Faits et procédure 1. Selon l'ordonnance attaquée, rendue par le premier président d'une cour d'appel (Basse-Terre, 23 février 2024), par ordonnance du 28 septembre 2018, la présidente d'un tribunal a désigné M. [I], administrateur judiciaire, en qualité d'administrateur provisoire du syndicat des copropriétaires de la [Adresse 1] (le syndicat des copropriétaires). 2. Par ordonnance du 1er février 2022, la présidente du même tribunal a, au visa de l'ordonnance « du 28 septembre 2018 désignant la Selarl AJAssociés prise en la personne d'[A] [I] en qualité d'administrateur provisoire du syndicat des copropriétaires », arrêté à certaines sommes le montant des émoluments tarifés de l'administrateur provisoire et des frais et débours.
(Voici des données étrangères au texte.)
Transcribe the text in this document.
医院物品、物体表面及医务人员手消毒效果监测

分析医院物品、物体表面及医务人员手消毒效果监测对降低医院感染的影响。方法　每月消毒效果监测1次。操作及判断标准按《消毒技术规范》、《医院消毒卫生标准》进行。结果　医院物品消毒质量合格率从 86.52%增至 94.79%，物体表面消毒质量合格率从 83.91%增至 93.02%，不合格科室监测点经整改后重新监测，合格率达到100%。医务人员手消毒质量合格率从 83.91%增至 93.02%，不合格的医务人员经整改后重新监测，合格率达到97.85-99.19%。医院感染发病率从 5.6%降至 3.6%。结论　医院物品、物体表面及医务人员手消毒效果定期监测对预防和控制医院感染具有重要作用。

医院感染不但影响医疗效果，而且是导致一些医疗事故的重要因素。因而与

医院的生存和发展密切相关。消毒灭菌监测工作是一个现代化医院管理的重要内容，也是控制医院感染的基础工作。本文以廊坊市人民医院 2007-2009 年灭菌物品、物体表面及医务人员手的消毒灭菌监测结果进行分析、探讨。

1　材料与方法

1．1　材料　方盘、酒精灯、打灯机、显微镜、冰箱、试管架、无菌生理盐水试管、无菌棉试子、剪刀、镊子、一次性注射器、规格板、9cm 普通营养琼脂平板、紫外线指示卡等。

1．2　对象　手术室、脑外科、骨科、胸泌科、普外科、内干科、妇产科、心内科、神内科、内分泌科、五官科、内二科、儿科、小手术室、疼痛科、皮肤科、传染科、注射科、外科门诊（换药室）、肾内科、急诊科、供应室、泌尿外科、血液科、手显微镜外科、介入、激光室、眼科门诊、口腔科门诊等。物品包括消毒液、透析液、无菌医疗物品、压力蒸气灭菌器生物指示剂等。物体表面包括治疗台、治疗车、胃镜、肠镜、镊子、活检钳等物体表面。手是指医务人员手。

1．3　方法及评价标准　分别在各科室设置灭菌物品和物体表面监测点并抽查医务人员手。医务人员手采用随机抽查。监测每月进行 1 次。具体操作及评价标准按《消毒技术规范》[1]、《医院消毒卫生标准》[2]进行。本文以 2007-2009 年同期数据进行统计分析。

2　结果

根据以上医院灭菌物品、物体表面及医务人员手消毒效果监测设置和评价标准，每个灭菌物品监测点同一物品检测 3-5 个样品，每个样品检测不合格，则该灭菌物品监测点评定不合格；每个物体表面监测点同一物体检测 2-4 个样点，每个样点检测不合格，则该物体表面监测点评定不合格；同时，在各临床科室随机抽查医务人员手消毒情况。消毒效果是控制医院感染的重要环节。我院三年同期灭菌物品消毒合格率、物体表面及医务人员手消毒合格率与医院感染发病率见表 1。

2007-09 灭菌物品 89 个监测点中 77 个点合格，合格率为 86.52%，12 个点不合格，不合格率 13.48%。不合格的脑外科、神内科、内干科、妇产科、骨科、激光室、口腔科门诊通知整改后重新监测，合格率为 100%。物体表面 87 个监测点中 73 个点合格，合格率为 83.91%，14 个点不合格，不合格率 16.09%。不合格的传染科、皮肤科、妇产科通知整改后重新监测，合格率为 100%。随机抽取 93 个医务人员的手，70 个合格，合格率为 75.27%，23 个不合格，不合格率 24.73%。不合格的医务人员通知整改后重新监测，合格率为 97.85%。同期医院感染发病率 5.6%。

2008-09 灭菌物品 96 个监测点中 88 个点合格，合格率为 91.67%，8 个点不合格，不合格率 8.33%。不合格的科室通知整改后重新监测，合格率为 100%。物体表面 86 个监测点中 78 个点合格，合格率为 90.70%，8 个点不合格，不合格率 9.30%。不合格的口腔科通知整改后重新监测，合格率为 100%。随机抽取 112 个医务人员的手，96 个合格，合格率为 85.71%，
Motivations de la décision

Réponse de la Cour Vu les articles R. 814-83 et R. 814-84 du code de commerce : 4. Aux termes du premier de ces textes, lorsque le tribunal nomme une société, il désigne en son sein un ou plusieurs associés exerçant l'activité d'administrateur judiciaire ou de mandataire judiciaire pour la représenter dans l'accomplissement du mandat qui lui est confié. 5. Aux termes du second, un administrateur judiciaire ou un mandataire judiciaire associé exerçant au sein d'une société ne peut exercer sa profession à titre individuel ou en qualité de membre d'une autre société, quelle qu'en soit la forme. 6. Il en résulte qu'un administrateur judiciaire associé qui exerce au sein d'une société ne peut exercer sa profession à titre individuel et qu'il agit nécessairement au nom de la société, de sorte que, même s'il est désigné personnellement par ordonnance pour exercer des fonctions d'administrateur provisoire d'un syndicat des copropriétaires, seule la société dont il est associé peut percevoir la rémunération de la mission d'administration provisoire et le montant des frais et débours exposés. 7. Pour annuler l'ordonnance de taxe, l'ordonnance constate que la décision nommant un administrateur provisoire du syndicat des copropriétaires désigne expressément M. [I], et non la société AJAssociés, prise en la personne de celui-ci, et relève que l'un et l'autre sont des personnes distinctes qui ne peuvent être confondues au seul motif que la seconde est gérée par le premier, que M. [I] n'était pas contraint de remplir sa mission à travers sa structure d'exercice, et qu'il lui appartenait de requérir la présidente du tribunal qui l'avait mandaté pour lui substituer cette structure ou rectifier une éventuelle erreur matérielle à cet égard, ce dont il résulte que la société AJAssociés ne peut demander la taxation des honoraires revenant à M. [I], seul administrateur désigné. 8. En statuant ainsi, la cour d'appel a violé les textes susvisés.

Dispositif

PAR CES MOTIFS, et sans qu'il y ait lieu de statuer sur les autres griefs, la Cour : CASSE ET ANNULE, sauf en ce qu'elle dit recevable le recours formé par le syndicat des copropriétaires de la [Adresse 1] à l'encontre de l'ordonnance de taxe de la présidente du tribunal judiciaire de Basse-Terre du 1er février 2022, l'ordonnance rendue le 23 février 2024, entre les parties, par le premier président de la cour d'appel de Basse-Terre ; Remet, sauf sur ce point, l'affaire et les parties dans l'état où elles se trouvaient avant cet arrêt et les renvoie devant le premier président de la cour d'appel de Basse-Terre, autrement composé ; Condamne le syndicat des copropriétaires de la [Adresse 1] aux dépens ; En application de l'article 700 du code de procédure civile, rejette la demande formée par le syndicat des copropriétaires de la [Adresse 1] et le condamne à payer à M. [I] et la société AJAssociés la somme globale de 3 000 euros ; Dit que sur les diligences du procureur général près la Cour de cassation, le présent arrêt sera transmis pour être transcrit en marge ou à la suite de l'ordonnance partiellement cassée ; Ainsi fait et jugé par la Cour de cassation, troisième chambre civile, et prononcé publiquement le vingt et un mai deux mille vingt-six par mise à disposition de l'arrêt au greffe de la Cour, les parties ayant été préalablement avisées dans les conditions prévues au deuxième alinéa de l'article 450 du code de procédure civile.